Ryte shrugged. “You’re a full-rights citizen of the Empire. Yes, I’ve studied your file. You know your rights.”
“Even looking at my file is a violation of my privacy rights, you goon.” Her fellow scientists nodded in concert with Triplett. Allowing the military access to civilian files was a hotly contested issue on most educational campuses, second only to their anti-war protests on campuses across human space. “You have no right to even ask for my file without a judicial order and without a notification, in writing, to me.”

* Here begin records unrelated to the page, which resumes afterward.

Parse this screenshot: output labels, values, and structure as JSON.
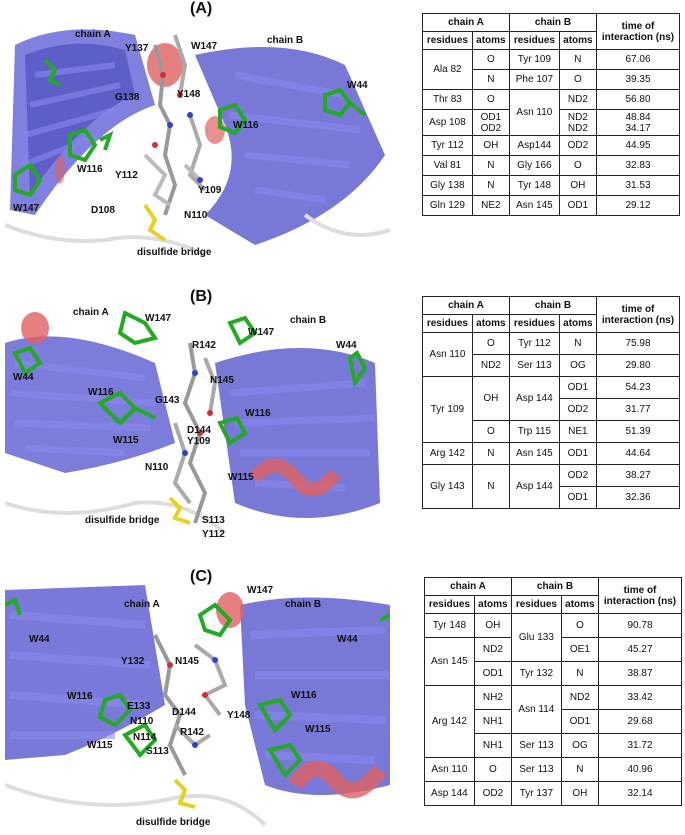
{
  "panels": [
    {
      "label": "(A)",
      "structure": {
        "chainLeft": "chain A",
        "chainRight": "chain B",
        "bridge": "disulfide bridge",
        "residues": [
          "Y137",
          "W147",
          "G138",
          "Y148",
          "W116",
          "W116",
          "Y112",
          "Y109",
          "W147",
          "D108",
          "N110",
          "W44"
        ]
      },
      "table": {
        "group_headers": [
          "chain A",
          "chain B",
          "time of interaction (ns)"
        ],
        "sub_headers": [
          "residues",
          "atoms",
          "residues",
          "atoms"
        ],
        "rows": [
          [
            "Ala 82",
            "O",
            "Tyr 109",
            "N",
            "67.06"
          ],
          [
            "",
            "N",
            "Phe 107",
            "O",
            "39.35"
          ],
          [
            "Thr 83",
            "O",
            "Asn 110",
            "ND2",
            "56.80"
          ],
          [
            "Asp 108",
            "OD1\nOD2",
            "",
            "ND2\nND2",
            "48.84\n34.17"
          ],
          [
            "Tyr 112",
            "OH",
            "Asp144",
            "OD2",
            "44.95"
          ],
          [
            "Val 81",
            "N",
            "Gly 166",
            "O",
            "32.83"
          ],
          [
            "Gly 138",
            "N",
            "Tyr 148",
            "OH",
            "31.53"
          ],
          [
            "Gln 129",
            "NE2",
            "Asn 145",
            "OD1",
            "29.12"
          ]
        ]
      }
    },
    {
      "label": "(B)",
      "structure": {
        "chainLeft": "chain A",
        "chainRight": "chain B",
        "bridge": "disulfide bridge",
        "residues": [
          "W147",
          "W147",
          "R142",
          "W44",
          "W44",
          "N145",
          "W116",
          "G143",
          "W116",
          "D144",
          "W115",
          "Y109",
          "N110",
          "W115",
          "S113",
          "Y112"
        ]
      },
      "table": {
        "group_headers": [
          "chain A",
          "chain B",
          "time of interaction (ns)"
        ],
        "sub_headers": [
          "residues",
          "atoms",
          "residues",
          "atoms"
        ],
        "rows": [
          [
            "Asn 110",
            "O",
            "Tyr 112",
            "N",
            "75.98"
          ],
          [
            "",
            "ND2",
            "Ser 113",
            "OG",
            "29.80"
          ],
          [
            "Tyr 109",
            "OH",
            "Asp 144",
            "OD1",
            "54.23"
          ],
          [
            "",
            "",
            "",
            "OD2",
            "31.77"
          ],
          [
            "",
            "O",
            "Trp 115",
            "NE1",
            "51.39"
          ],
          [
            "Arg 142",
            "N",
            "Asn 145",
            "OD1",
            "44.64"
          ],
          [
            "Gly 143",
            "N",
            "Asp 144",
            "OD2",
            "38.27"
          ],
          [
            "",
            "",
            "",
            "OD1",
            "32.36"
          ]
        ]
      }
    },
    {
      "label": "(C)",
      "structure": {
        "chainLeft": "chain A",
        "chainRight": "chain B",
        "bridge": "disulfide bridge",
        "residues": [
          "W147",
          "W44",
          "W44",
          "Y132",
          "N145",
          "W116",
          "W116",
          "E133",
          "D144",
          "Y148",
          "N110",
          "R142",
          "N114",
          "W115",
          "S113",
          "W115"
        ]
      },
      "table": {
        "group_headers": [
          "chain A",
          "chain B",
          "time of interaction (ns)"
        ],
        "sub_headers": [
          "residues",
          "atoms",
          "residues",
          "atoms"
        ],
        "rows": [
          [
            "Tyr 148",
            "OH",
            "Glu 133",
            "O",
            "90.78"
          ],
          [
            "Asn 145",
            "ND2",
            "",
            "OE1",
            "45.27"
          ],
          [
            "",
            "OD1",
            "Tyr 132",
            "N",
            "38.87"
          ],
          [
            "Arg 142",
            "NH2",
            "Asn 114",
            "ND2",
            "33.42"
          ],
          [
            "",
            "NH1",
            "",
            "OD1",
            "29.68"
          ],
          [
            "",
            "NH1",
            "Ser 113",
            "OG",
            "31.72"
          ],
          [
            "Asn 110",
            "O",
            "Ser 113",
            "N",
            "40.96"
          ],
          [
            "Asp 144",
            "OD2",
            "Tyr 137",
            "OH",
            "32.14"
          ]
        ]
      }
    }
  ]
}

Ryte didn’t lower the gun. She smiled. “I did have a judicial order. You were notified in writing when you signed up to come to Allie’s World.”
“I only signed those papers because the Emperor personally asked me to become a part of this team. He recognized my expertise—”
“No.” Ryte actually laughed. “He recognized you were the target of an investigation by EMIS and he wanted you here where I could watch you. Hell, you weren’t even in the top one hundred xeno-biologists in line for this assignment.”
Stone interrupted, “Excuse me. Did you say you had a way off this planet?”
Ryte shook her head, “Yes, she does. And I will shoot her if she even attempts it.”
Triplett shouted, “You’re all blood-thirsty savages and you’re going to get us all killed.”
Ryte looked at Stone, “Doctor Triplett has been passing information, possibly through an intermediary, to the Hyrocanians. She has been using her connections to the military during this deployment to pass military data and I have proof she sent Allie’s World coordinates to the Empire’s enemies.”
Wyznewski and Emmons looked at each other. In unison, they took two steps away from Triplett and her supporters. A few other scientists backed away from Triplett. Most scattered when Triplett suddenly rose three feet off the ground, hovering in mid-air, hands clawing at something.